Collection Highlights

The lipstick pistol, used by KGB operatives during the Cold War, is a 4.5 mm, single shot weapon. It delivered the ultimate “kiss of death.”

For 50 years, the Minox was the essential spy camera. It could take 50 pictures without reloading, and its high resolution lens captured a remarkable amount of detail. John Walker, a U.S. naval officer who ran a KGB spy ring in the 1970s, used a Minox camera to document American military secrets. The camera is still made today, though not as widely used as it was during the Cold War.

The Aston Martin DB5 first appeared in the 1964 James Bond thriller Goldfinger. The ultimate spy car came fully loaded with machine guns, tire slashers, bulletproof shield, oil jets, dashboard radar screen, rotating license plate, and ejector seat. The Bond car not only captured the public’s imagination, but inspired intelligence agencies to incorporate similar features into high security vehicles used in dangerous areas.

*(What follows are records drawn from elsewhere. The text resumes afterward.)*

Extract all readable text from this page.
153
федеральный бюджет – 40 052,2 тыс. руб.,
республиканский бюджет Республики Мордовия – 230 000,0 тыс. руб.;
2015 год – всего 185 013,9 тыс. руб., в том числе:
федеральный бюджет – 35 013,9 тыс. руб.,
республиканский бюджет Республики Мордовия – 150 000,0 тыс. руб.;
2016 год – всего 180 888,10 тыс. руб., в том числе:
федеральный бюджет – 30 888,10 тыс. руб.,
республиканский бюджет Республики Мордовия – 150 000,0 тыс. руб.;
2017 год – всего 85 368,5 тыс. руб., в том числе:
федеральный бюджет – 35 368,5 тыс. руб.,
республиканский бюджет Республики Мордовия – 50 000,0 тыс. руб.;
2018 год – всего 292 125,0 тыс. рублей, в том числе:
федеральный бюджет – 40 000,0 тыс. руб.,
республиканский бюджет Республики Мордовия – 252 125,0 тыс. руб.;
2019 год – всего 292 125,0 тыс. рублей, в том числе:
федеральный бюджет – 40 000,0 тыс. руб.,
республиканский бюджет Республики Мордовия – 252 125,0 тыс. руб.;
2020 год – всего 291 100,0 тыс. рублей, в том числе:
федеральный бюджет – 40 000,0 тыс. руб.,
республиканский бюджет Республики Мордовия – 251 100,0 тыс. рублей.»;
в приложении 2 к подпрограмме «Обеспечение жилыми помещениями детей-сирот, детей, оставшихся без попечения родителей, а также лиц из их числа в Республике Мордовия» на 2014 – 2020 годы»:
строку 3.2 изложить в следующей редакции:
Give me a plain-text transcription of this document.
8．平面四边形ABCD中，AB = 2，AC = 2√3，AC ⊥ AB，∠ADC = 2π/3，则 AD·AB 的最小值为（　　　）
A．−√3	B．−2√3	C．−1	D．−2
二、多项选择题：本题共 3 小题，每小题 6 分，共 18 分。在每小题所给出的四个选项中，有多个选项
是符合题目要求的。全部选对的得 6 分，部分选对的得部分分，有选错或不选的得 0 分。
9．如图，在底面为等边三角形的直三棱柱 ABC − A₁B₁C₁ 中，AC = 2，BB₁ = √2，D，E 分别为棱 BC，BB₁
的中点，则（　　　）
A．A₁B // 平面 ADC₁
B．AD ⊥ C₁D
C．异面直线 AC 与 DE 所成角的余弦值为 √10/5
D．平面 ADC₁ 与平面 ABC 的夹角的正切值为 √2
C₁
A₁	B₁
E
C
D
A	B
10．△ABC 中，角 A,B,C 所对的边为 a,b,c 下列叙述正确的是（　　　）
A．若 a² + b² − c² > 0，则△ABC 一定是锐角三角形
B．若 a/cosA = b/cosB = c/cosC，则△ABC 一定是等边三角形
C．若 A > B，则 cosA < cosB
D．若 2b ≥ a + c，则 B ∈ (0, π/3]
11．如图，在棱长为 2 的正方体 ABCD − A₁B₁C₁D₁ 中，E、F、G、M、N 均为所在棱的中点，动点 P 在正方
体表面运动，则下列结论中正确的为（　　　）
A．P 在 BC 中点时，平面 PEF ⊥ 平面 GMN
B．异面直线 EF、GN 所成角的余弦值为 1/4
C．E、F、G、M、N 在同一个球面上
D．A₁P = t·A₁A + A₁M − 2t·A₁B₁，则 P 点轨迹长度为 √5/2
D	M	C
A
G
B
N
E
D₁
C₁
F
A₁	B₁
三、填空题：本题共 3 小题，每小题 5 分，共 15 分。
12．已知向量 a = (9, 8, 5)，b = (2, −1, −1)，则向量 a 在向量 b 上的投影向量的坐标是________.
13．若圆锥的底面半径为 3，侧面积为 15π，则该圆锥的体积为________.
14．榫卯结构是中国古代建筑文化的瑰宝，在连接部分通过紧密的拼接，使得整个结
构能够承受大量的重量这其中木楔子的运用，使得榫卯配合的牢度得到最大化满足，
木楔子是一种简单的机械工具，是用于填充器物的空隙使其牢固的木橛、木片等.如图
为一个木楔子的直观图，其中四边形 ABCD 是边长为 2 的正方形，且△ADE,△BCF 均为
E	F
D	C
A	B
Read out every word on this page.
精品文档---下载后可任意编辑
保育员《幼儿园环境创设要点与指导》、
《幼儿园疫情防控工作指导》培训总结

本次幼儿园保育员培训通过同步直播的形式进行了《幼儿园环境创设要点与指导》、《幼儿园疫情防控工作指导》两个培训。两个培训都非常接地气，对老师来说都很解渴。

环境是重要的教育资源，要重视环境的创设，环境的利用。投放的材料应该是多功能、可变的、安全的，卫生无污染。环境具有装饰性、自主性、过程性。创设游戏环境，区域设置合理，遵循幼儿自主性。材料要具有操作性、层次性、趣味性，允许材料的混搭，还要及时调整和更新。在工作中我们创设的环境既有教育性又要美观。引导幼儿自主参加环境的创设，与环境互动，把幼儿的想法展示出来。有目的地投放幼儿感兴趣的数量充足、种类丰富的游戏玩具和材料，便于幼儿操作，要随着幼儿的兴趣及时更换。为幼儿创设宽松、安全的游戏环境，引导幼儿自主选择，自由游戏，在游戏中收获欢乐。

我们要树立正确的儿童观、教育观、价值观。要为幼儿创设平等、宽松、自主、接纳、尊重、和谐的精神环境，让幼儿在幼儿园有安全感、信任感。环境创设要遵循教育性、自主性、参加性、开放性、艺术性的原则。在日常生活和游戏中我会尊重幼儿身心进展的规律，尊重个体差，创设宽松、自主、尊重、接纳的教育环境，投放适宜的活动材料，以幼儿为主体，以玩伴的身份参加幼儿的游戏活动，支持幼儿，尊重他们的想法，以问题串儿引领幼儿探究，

This tiny, easy to hide microdot camera could photograph documents and produce microdots less than a millimeter in diameter. A microdot is a photograph so small, an entire document can be reduced to the size of a punctuation mark in a newspaper. Originally developed as a parlor trick, microdots became essential tools of the spy craft trade. These tiny images could be embedded on an envelope or postcard, or hidden inside a ring or cufflinks. Reading them required special magnifying viewers. Often, these too were cleverly concealed in a cigarette or a fountain pen.

Hollow coins easily concealed microfilm and microdots. They were opened by inserting a needle into a tiny hole in the front of the coin.

1960s-1970s, Romanian Secret Service (Securitate) Secretly obtaining an American diplomat’s shoes, the Romanians outfitted them with a hidden microphone and transmitter, thus enabling them to monitor the conversations of the unsuspecting target.